United States Attorney Anne M. Tompkins
Western District of North Carolina
Defendants Used False Tax Identification Numbers to Seek more than
$3 Million in Tax Refunds
CHARLOTTE, N.C. – Two defendants charged in a scheme to defraud the government by obtaining false and fraudulent income tax refunds have pleaded guilty in federal court, announced Anne M. Tompkins, U.S. Attorney for the Western District of North Carolina.
Jeannine Hammett, Special Agent in Charge of the Internal Revenue Service-Criminal Investigation Division and Keith Fixel, Inspector in Charge of the Charlotte Division of the U.S. Postal Inspection Service join U.S. Attorney Tompkins in making today’s announcement.
Candida Figueroa, 41, of Charlotte, entered a plea of guilty today before U.S. Magistrate Judge David S. Cayer to one count of false claims conspiracy. Her co-defendant, Cathy Cisneros, 30, of Charlotte, pleaded guilty to the same charge on October 24, 2012. Both defendants have agreed to pay full restitution, the final amount of which will be determined by the Court at sentencing.

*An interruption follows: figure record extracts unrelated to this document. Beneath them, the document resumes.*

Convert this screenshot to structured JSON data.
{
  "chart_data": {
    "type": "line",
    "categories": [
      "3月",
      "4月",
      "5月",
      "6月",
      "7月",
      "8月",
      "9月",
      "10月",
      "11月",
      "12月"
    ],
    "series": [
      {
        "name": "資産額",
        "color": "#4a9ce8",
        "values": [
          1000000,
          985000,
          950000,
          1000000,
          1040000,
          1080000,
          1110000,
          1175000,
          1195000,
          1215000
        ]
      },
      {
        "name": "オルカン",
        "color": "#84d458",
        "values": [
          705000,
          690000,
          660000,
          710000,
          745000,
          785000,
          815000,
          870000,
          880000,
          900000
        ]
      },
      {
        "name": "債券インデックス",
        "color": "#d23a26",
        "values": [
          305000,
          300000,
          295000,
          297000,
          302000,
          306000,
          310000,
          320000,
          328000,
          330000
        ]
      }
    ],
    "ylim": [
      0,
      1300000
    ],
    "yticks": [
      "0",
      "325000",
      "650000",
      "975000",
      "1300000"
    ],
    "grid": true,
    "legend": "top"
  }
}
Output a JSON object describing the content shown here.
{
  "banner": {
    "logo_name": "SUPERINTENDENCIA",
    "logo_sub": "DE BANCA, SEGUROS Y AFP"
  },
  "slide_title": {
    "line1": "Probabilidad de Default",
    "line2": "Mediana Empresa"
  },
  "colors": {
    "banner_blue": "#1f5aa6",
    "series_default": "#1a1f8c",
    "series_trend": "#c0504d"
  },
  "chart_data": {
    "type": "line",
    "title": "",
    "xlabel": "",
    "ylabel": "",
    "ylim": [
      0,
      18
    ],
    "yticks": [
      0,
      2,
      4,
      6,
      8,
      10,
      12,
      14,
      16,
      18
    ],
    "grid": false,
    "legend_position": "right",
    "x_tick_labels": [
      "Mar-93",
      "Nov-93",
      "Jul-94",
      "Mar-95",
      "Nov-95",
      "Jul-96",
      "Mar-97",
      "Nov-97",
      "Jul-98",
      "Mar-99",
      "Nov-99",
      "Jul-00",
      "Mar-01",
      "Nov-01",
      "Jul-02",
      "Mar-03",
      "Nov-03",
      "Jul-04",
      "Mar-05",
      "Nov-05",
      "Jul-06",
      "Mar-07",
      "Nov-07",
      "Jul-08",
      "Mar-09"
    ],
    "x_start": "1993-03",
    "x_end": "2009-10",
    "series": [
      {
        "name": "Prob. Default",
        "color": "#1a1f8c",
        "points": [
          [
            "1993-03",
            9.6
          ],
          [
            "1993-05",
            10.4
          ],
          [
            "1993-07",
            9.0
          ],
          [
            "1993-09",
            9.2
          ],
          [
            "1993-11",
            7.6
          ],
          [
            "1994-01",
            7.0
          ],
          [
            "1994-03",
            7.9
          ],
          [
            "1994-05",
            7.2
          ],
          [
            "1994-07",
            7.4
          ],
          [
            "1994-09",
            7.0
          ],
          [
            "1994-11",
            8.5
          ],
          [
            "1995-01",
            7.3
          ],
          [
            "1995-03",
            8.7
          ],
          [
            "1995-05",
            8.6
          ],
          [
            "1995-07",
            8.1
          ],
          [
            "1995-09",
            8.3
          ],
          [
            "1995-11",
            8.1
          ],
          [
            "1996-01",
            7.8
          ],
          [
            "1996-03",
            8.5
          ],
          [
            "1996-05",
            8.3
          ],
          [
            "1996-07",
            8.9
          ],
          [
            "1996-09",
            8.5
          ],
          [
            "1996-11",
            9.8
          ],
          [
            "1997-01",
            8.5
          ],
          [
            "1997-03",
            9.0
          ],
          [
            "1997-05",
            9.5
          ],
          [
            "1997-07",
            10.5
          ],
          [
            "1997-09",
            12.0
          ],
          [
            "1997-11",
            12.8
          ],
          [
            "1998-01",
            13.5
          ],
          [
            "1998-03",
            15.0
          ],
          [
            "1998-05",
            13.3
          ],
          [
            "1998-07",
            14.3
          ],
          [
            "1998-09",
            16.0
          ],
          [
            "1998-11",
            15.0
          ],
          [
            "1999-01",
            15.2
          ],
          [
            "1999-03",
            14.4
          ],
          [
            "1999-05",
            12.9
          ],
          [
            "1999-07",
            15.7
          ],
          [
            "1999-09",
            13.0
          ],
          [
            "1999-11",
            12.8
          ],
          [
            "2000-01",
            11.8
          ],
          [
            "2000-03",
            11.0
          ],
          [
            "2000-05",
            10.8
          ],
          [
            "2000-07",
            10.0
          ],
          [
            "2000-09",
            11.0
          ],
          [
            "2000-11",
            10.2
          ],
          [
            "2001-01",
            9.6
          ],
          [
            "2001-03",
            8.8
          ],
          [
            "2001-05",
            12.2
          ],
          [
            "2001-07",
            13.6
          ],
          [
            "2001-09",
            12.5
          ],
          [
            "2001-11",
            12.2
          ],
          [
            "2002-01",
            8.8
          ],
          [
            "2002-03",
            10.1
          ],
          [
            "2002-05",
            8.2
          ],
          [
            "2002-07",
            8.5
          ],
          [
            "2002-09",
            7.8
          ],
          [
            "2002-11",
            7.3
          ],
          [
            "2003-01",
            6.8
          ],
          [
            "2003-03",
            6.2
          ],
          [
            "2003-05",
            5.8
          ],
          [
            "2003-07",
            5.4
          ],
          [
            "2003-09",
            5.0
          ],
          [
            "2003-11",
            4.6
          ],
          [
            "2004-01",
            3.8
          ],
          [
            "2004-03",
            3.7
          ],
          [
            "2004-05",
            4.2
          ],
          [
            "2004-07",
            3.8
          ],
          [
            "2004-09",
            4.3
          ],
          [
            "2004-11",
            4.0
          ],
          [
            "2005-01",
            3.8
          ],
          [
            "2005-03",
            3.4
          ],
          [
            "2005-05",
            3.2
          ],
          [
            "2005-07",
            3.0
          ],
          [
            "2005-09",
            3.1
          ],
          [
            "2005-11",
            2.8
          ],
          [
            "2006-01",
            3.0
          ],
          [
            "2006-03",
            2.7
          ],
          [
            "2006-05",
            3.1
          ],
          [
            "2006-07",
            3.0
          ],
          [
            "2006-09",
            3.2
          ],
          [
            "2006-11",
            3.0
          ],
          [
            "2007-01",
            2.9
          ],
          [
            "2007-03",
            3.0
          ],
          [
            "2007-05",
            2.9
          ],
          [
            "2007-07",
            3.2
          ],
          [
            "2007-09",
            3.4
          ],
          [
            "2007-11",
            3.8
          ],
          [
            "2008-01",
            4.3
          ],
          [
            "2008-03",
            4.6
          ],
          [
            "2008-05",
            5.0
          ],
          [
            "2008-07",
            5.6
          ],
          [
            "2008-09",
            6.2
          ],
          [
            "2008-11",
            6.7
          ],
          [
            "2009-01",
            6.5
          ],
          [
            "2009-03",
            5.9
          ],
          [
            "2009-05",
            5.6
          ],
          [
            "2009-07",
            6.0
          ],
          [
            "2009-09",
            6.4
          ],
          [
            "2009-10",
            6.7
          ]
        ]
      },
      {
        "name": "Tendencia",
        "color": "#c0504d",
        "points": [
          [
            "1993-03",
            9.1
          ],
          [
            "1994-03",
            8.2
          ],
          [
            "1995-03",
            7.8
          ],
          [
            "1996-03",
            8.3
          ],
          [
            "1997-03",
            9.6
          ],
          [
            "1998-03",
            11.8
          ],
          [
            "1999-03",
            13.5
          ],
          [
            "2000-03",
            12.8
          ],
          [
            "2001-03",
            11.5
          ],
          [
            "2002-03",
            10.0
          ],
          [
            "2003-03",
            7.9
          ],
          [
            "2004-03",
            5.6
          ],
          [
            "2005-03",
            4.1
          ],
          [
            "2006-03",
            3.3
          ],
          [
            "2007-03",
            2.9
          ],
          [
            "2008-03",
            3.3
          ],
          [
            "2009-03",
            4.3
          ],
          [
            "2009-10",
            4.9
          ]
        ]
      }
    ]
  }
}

In September 2012, a superseding criminal indictment charged Figueroa and Cisneros with false claims conspiracy. According to filed court documents and today’s plea hearing, from January to July 2012, Figueroa and Cisneros agreed to defraud the U.S. Treasury Department by participating in a scheme to obtain false tax refunds, using fraudulently obtained Individual Taxpayer Identification Numbers (ITINs).
Court records show that the co-conspirators obtained ITIN numbers for various individuals using Mexican birth certificates and other documents. The defendants then used these ITIN numbers to prepare fraudulent federal tax returns seeking refunds based on false wage, income, and withholding tax information and claiming multiple dependents. According to filed court records, as part of the scheme, the defendants rented apartments at complexes featuring centralized mailboxes. The defendants then used multiple addresses at those apartment complexes on the fraudulent tax returns they submitted to IRS seeking tax refunds. Figueroa and Cisneros caused the Treasury Department to mail the false tax refund checks to these specially chosen addresses, court records indicate.
According to the superseding indictment and information presented in court, at least 804 fraudulent tax returns have been associated with the conspiracy, claiming $3.8 million in refunds. Of this amount, the IRS issued refunds totaling approximately $1.6 million. As part of the conspiracy, the defendants arranged for the Treasury checks to be cashed, and then deposited the cash into bank accounts or held it in safety deposit boxes before wiring it to Mexico. The amount recovered by law enforcement so far is $136,334.
Figueroa and Cisneros face a maximum prison term of 10 years, a $250,000 fine, or both. The defendants have been in local federal custody since August 2012. Their sentencing dates have not been set yet.
The case was investigated by the IRS-Criminal Investigations Division with substantial assistance from the U.S. Postal Service. The prosecution is being handled for the government by Assistant U.S. Attorney Jenny Grus Sugar and Special Assistant U.S. Attorney Todd Kostyshak of the U.S. Attorney’s Office in Charlotte.